Santi lalu menggapai ponselnya lalu menyalakan layarnya, melihat-lihat disitu, sambil menggeser-geser layarnya dengan jari jempolnya.
"Sebentar lagi kita sampai, kok!" ujar Santi, lalu kembali bersandar didada Anang.
"Dari tadi, kamu nggak tidur?" tanya Santi.
"Aku nggak bisa tidur. Nggak ngantuk..." sahut Anang.
"Dari mana kamu tahu kalau nggak lama lagi kita sampai?" tanya Anang memastikan.
"Dari Google map...!" sahut Santi.
"Kalau nggak salah sekitar satu jam lagi kalau nggak ada kendala, kita semestinya sudah tiba," sambung Santi lagi.

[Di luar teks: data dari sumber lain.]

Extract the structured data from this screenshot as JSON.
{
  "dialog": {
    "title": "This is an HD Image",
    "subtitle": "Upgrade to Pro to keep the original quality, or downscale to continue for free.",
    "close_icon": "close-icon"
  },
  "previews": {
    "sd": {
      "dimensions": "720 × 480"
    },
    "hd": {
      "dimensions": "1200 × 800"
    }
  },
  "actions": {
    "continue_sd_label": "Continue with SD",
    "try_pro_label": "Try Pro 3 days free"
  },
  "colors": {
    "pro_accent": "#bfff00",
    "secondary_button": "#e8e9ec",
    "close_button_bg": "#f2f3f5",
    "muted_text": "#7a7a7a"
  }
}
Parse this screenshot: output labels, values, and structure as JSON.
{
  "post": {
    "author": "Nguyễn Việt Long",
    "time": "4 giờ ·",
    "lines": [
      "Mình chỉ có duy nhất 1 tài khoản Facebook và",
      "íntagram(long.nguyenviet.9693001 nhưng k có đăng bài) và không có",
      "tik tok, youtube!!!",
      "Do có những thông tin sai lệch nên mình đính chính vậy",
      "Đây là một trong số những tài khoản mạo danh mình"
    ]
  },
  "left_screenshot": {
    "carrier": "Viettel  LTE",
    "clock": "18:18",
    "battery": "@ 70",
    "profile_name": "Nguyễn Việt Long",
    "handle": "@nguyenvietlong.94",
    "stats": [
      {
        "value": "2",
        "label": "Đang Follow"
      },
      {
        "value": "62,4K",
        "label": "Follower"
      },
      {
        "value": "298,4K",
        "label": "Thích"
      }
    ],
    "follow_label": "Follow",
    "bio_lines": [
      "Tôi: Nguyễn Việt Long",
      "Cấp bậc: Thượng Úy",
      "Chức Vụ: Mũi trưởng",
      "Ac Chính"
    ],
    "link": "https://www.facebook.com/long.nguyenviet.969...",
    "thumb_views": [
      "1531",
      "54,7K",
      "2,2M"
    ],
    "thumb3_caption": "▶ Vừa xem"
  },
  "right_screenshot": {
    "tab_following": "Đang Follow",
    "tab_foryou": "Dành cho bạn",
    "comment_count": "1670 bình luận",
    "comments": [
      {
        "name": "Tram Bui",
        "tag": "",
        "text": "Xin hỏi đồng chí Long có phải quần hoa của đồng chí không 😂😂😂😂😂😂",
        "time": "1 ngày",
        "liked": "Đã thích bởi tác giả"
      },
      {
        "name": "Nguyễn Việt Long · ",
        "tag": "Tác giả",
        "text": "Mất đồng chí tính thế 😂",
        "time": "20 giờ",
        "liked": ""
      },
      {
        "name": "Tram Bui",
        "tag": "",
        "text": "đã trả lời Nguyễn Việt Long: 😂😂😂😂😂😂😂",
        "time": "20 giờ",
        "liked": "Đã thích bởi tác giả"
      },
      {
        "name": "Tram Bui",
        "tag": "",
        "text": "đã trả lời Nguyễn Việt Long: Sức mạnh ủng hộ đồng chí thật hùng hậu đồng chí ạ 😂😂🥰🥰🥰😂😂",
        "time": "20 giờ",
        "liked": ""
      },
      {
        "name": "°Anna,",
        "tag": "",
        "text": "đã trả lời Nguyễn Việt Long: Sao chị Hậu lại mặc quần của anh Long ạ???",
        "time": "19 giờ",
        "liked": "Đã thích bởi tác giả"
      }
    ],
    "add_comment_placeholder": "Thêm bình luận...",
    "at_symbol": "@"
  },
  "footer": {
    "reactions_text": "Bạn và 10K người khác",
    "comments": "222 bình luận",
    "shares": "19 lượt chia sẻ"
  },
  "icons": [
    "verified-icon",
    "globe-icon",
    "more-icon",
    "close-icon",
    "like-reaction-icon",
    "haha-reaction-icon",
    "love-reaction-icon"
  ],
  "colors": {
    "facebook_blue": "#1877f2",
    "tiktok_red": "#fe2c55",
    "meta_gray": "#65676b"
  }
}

Dan benar saja, rasanya belum sampai satu jam, kendaraan yang mereka pakai sudah berhenti berjalan.
Anang dan Santi buru-buru turun dari van itu, lalu masuk kedalam apartemen.
"Bantu aku mengemasi barang-barang kita! Waktunya mepet dengan jam keberangkatan pesawat kita nanti," kata Santi, yang sudah mulai sibuk mengeluarkan pakaian, dari dalam lemari.
Anang membantu Santi dengan memasukkan, dan menyusun pakaian kedalam koper.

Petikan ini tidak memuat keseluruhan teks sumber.